The current global supply chain disruptions have had adverse effects on OEMs and equipment users alike. To prevail against such a whimsical supply chain environment, SANY Southern Africa has beefed up its stock levels for new machines and parts. With over 100 machines on the floor, the company has one of the largest inventories of new mining excavators in the local market. By Munesu Shoko.
SANY Southern Africa has beefed up its machine inventory significantly to ensure on-time deliveries to local customers.

The Covid-19 pandemic has wreaked havoc on the global supply chain over the past two years. Global supply chains of original equipment manufacturers (OEMs) – from heavy equipment manufacturers to truck makers — are facing multiple challenges that are having adverse effects on all dimensions of their businesses.

While persistent shipping challenges, pandemic-related production interruptions and transportation delays continue to beleaguer manufacturers, fleet managers looking to upgrade or replace their mission-critical equipment have to deal with record long lead times.
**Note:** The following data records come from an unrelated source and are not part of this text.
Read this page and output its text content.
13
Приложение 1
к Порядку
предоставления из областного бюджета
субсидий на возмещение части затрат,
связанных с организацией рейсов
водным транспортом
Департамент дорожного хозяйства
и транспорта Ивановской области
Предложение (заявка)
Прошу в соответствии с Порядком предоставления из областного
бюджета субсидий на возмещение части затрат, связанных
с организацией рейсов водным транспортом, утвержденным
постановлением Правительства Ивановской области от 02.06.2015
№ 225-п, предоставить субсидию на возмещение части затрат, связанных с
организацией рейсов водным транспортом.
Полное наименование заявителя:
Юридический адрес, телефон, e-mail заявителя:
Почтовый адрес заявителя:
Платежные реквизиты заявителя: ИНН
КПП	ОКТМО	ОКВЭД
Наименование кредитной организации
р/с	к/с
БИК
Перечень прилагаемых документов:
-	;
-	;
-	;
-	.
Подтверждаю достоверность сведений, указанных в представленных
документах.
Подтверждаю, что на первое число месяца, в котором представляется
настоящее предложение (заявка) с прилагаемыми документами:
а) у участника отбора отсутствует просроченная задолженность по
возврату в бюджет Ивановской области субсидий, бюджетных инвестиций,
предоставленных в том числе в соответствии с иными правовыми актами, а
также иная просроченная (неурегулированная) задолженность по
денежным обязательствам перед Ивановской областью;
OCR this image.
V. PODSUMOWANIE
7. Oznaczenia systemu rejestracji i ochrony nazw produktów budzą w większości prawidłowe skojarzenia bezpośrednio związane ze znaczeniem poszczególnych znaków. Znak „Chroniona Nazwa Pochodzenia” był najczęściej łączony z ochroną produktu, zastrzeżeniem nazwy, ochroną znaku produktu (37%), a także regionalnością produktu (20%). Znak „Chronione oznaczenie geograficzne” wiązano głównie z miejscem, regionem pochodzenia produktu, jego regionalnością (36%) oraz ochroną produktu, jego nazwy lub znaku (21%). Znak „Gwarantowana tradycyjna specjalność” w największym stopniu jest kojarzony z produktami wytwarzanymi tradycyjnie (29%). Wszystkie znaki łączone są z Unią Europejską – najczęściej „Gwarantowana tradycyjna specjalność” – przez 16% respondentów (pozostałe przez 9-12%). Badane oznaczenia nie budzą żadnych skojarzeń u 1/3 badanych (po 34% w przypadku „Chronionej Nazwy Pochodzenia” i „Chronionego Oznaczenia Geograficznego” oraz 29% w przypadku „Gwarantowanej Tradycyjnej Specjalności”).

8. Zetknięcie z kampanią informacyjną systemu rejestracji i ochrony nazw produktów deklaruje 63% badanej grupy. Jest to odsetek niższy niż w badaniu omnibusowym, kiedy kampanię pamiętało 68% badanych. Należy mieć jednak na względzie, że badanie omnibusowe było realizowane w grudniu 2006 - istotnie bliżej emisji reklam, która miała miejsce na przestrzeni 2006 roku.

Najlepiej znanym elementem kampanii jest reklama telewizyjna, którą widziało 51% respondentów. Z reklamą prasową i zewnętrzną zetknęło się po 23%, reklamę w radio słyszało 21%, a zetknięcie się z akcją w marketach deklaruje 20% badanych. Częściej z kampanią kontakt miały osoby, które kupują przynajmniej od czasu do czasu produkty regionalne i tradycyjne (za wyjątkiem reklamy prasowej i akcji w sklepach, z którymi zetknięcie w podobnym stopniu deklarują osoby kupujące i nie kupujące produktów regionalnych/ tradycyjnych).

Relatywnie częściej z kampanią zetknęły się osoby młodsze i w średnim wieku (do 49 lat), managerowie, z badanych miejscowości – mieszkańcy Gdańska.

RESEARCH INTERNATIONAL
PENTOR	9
SANY Southern Africa recently introduced a range of wide body dumpers in the local market, which form part of the large inventory at the company’s Boksburg yard.

High inventory

Amid everchanging customer expectations, SANY Southern Africa has increased its inventory levels to help customers receive machines quickly to fulfil their equipment needs. Samuel Zhang, GM of SANY Southern Africa, tells Quarrying Africa that the company currently has at its Boksburg yard in South Africa, in excess of 100 mining-type excavators (36 t to 75 t), worth over R600-million in total.

“The international supply chain has been disrupted and long lead times have become the order of the day. With readily available stock in South Africa, SANY customers don’t have to stress about long lead times. Based on our understanding that putting machines to work immediately at full capacity is important for customers, we have beefed up our machine inventory significantly to ensure on-time deliveries,” explains Zhang.
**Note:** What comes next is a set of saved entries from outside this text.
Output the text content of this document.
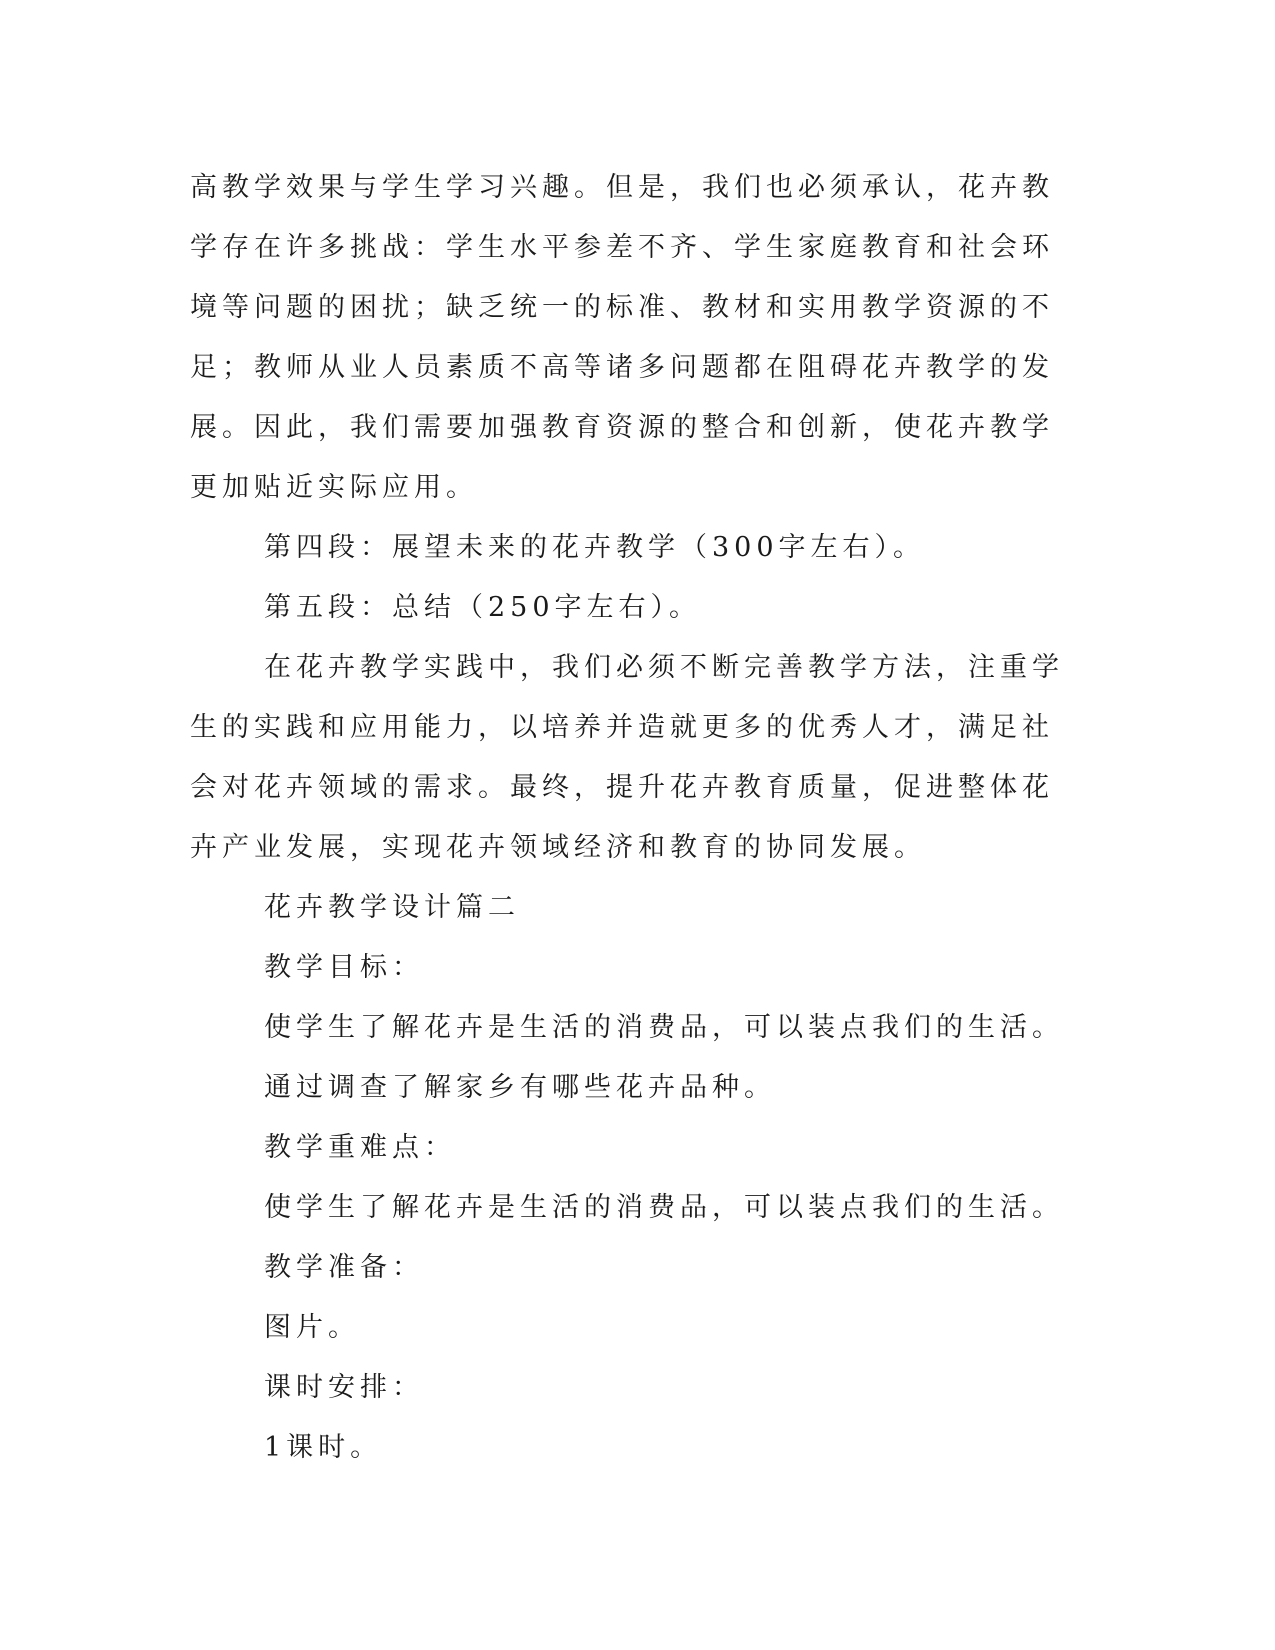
高教学效果与学生学习兴趣。但是，我们也必须承认，花卉教学存在许多挑战：学生水平参差不齐、学生家庭教育和社会环境等问题的困扰；缺乏统一的标准、教材和实用教学资源的不足；教师从业人员素质不高等诸多问题都在阻碍花卉教学的发展。因此，我们需要加强教育资源的整合和创新，使花卉教学更加贴近实际应用。

第四段：展望未来的花卉教学（300字左右）。

第五段：总结（250字左右）。

在花卉教学实践中，我们必须不断完善教学方法，注重学生的实践和应用能力，以培养并造就更多的优秀人才，满足社会对花卉领域的需求。最终，提升花卉教育质量，促进整体花卉产业发展，实现花卉领域经济和教育的协同发展。

花卉教学设计篇二

教学目标：

使学生了解花卉是生活的消费品，可以装点我们的生活。

通过调查了解家乡有哪些花卉品种。

教学重难点：

使学生了解花卉是生活的消费品，可以装点我们的生活。

教学准备：

图片。

课时安排：

1课时。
Traditionally, this approach is regarded a bad business practice because it ties up a lot of capital into the inventory. However, Zhang says the new approach is part of SANY’s response to the current crisis, which calls for resilient and agile supply systems. The company, he says, spares no effort in building resilient business structures in order to continuously improve its service to customers.

The high inventory levels come on the back of recent investments in SANY’s South Africa’s operations to better support its dealers across the region. For example, the company commissioned a new 40 000 m² machine storage yard in Boksburg, South Africa, in 2020. This has been complemented by a huge stockholding of about R90-million’s worth of parts, which is set to be increased to R200-million in a year.
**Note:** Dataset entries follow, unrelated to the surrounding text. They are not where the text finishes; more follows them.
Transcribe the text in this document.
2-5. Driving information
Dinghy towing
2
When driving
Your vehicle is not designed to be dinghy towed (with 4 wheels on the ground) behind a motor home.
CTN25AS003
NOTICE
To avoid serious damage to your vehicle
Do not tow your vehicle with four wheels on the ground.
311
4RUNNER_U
SANY Southern Africa has increased stock levels of its SANY SYL956 H5 wheel loader range.

Key advantages

Zhang believes it is high time heavy equipment suppliers re-evaluate their disruption-mitigation strategies and be prepared to invest more in resilience. For SANY Southern Africa, having some excess inventory is paying dividends.

One of the main advantages of having high stock levels, he says, is that equipment suppliers can ensure that customer fulfilment times are always met within the timeframe that end users their machines. This is mostly beneficial for the contract mining fraternity, where customers often need their machines immediately to execute urgent contractual needs.

In addition to fast customer fulfilment, having excess inventory ensures that stock shortages are eradicated, especially at a time when the supply chain or overseas factories are affected. “If the factory experiences issues and cannot produce, there is a huge risk of having a shortage of machines, which in turn results in long lead times for customers. For example, our Shanghai factory has been closed for a month due to lockdown measures in China, but holding more inventory has allowed us to have a buffer to reduce the risk and to continue to supply machines within a normal timeframe to local customers, even though the production line is down,” concludes Zhang.